Monday, January 16

Absolutely Fabulous is real - I was Bubbles!



We've been involved in setting up a craft fair recently and it dawned on me where my experience came from. For those of you that remember the first series of AbFab you may remember some of the absurdities of the show. Well I am here to assure you that a lot of it was based in fact! OK, so it was exaggerated but the essence is there, no doubt - and I was a real life Bubbles.

I have fabulous memories of the phone calls from a London cab as my boss randomly asked for a name of a shop she had passed earlier and could I check an order, err which shop please? Oh Darling I don't remember! was the reply. All this from a phone which was attached by a pink ribbon to the handbag to avoid yet another trip to the railway station lost property office. I fondly remember the strange and wonderful presents she would arrange for clients' children; or driving her home in her Jaguar after the wine bottle had been emptied to a large sigh of 'Bother, it's all gone'.
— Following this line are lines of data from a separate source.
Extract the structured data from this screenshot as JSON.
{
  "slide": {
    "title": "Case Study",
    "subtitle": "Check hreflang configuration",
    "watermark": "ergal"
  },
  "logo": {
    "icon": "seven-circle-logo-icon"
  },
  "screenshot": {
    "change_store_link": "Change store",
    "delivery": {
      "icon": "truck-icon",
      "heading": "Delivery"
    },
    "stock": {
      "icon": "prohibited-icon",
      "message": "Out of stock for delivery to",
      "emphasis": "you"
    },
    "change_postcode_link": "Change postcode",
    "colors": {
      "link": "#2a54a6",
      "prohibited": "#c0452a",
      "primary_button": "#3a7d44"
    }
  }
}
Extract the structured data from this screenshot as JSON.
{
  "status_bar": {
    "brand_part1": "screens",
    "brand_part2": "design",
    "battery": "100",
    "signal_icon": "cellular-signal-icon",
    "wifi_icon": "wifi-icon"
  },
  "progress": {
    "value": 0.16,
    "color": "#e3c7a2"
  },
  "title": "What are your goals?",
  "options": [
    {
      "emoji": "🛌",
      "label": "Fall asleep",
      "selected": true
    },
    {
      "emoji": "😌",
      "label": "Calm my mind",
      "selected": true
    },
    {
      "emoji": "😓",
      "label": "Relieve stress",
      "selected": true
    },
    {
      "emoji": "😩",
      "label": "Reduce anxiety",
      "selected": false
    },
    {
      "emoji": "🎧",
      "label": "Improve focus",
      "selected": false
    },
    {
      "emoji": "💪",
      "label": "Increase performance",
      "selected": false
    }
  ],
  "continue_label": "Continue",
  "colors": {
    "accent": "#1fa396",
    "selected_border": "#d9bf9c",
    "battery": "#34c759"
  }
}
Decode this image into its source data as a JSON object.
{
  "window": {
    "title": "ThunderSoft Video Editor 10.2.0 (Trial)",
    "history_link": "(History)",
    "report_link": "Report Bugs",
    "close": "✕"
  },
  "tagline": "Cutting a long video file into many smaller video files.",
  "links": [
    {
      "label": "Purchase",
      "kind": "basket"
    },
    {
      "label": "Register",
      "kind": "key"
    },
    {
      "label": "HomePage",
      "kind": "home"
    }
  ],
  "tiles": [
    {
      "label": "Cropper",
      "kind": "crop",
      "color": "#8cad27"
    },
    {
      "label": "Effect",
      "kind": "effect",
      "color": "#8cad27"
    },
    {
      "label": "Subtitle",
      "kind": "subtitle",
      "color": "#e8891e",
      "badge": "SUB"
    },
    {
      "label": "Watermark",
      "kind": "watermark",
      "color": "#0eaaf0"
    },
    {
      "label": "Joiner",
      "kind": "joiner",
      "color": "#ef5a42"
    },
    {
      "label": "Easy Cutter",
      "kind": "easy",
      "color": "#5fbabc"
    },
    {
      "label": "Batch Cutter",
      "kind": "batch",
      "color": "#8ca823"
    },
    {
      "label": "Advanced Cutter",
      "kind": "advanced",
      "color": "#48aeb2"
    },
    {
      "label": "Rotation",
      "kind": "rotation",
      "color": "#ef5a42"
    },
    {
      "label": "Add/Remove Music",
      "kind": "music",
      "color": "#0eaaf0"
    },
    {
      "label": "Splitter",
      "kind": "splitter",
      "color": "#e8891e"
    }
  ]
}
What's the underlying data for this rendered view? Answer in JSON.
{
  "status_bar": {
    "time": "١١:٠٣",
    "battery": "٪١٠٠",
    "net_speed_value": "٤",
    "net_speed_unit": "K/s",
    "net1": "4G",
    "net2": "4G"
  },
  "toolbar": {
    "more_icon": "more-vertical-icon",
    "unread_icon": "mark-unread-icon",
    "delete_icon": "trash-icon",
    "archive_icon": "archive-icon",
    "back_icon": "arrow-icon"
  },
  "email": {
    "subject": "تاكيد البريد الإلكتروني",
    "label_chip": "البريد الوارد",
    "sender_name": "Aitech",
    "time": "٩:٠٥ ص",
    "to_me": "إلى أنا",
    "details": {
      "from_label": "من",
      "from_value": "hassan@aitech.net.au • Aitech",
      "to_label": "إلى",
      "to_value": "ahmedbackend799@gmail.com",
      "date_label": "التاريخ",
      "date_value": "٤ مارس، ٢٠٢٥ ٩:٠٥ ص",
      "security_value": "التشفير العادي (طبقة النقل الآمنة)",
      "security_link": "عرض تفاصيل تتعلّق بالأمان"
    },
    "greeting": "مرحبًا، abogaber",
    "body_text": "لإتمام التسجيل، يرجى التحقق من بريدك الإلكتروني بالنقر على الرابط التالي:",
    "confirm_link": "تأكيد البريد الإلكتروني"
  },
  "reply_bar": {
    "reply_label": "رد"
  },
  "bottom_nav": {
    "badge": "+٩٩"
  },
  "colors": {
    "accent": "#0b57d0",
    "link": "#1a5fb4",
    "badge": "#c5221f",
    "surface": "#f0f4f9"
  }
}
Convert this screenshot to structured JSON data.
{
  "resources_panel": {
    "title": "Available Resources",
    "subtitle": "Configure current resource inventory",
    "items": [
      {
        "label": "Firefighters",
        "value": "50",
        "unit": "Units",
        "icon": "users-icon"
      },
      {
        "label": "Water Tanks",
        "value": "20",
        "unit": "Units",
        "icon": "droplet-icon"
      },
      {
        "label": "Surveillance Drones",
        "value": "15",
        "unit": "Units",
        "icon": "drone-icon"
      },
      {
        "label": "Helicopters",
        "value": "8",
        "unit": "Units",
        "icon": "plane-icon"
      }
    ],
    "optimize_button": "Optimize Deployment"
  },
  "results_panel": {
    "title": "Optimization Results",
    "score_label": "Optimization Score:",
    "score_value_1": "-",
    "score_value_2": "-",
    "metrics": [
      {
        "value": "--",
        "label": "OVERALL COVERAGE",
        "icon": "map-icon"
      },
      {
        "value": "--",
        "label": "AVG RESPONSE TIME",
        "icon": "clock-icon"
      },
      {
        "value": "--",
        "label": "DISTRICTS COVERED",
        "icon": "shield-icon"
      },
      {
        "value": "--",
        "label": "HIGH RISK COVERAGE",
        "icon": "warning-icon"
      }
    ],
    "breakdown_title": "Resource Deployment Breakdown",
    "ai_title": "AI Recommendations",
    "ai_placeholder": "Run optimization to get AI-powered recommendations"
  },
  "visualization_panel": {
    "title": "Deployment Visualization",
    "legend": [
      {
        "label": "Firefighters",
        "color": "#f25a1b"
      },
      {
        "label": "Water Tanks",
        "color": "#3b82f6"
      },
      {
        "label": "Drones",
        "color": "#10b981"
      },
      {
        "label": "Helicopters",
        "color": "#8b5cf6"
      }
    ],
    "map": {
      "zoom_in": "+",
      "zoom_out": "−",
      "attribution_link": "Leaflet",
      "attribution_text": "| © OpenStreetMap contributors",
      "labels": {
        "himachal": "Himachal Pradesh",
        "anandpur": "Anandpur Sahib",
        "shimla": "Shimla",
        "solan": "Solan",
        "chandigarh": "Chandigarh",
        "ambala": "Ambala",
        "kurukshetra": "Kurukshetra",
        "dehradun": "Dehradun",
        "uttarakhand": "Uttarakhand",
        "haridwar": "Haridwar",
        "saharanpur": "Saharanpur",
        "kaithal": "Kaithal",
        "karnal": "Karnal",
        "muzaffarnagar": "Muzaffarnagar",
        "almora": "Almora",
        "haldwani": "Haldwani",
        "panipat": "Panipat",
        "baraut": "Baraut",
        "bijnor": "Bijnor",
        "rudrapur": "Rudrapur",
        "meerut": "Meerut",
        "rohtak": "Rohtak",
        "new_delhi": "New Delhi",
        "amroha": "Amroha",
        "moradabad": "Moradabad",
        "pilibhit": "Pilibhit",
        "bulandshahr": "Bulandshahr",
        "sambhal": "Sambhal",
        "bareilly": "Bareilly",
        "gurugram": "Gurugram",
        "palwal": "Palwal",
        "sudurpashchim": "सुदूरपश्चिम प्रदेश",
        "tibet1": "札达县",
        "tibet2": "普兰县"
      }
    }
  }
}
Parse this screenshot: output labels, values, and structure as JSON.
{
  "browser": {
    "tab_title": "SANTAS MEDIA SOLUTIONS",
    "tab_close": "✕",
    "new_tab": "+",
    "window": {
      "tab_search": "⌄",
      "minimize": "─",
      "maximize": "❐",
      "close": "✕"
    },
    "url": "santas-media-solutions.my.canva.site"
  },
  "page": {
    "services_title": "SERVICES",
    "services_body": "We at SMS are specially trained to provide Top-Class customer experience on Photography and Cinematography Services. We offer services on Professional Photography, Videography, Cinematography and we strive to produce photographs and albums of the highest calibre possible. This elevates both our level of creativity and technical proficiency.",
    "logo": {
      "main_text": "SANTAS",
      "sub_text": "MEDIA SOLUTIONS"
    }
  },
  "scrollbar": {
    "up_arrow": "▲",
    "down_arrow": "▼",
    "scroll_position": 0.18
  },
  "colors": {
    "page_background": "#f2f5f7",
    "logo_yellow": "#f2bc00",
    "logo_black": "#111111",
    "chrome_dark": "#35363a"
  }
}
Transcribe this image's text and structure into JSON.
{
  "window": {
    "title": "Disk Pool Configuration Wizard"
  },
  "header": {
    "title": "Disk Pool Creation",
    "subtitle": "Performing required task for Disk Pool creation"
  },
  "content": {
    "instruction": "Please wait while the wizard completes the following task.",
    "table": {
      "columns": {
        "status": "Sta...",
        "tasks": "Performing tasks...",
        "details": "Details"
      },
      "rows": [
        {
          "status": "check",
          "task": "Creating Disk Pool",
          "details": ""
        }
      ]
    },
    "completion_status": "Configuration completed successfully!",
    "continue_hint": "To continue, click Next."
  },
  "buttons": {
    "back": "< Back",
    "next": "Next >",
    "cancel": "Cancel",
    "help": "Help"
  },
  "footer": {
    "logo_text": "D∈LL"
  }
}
Fast forward a few years and we got The Devil Wears Prada, I love this film as again it brings back so many memories of working in PR. The clients were different, but the basics were the same.


However, what may not come across in either of these two is just how much you learn from a woman like Miranda (or Gina in my case). Yes, it was a bonkers and often surreal experience. Telly Tubby hugs on the lawn while a record player blasted across the garden is a personal favourite. But she was so aware of trends, what would work for a client and people in general that to not learn from her would be a crime. It was only years later - as a colleague predicted - that it really did hit home. They are just so busy that to them details bore them, what do you mean you didn't realise I would want that today? was a standard question, that over time you came to recognise and had ordered in ready. What a training for arranging craft fairs, having worked on trade shows for her.

Sadly, I think many of these characters are lost in today's world of business which is a shame because love her or loathe her she was good at what she did and in hindsight I'm very lucky to have had such a teacher, even if I wasn't grateful at the time. And you do come to be very protective over them, just as Andy does to Miranda because you begin to see the woman behind the work.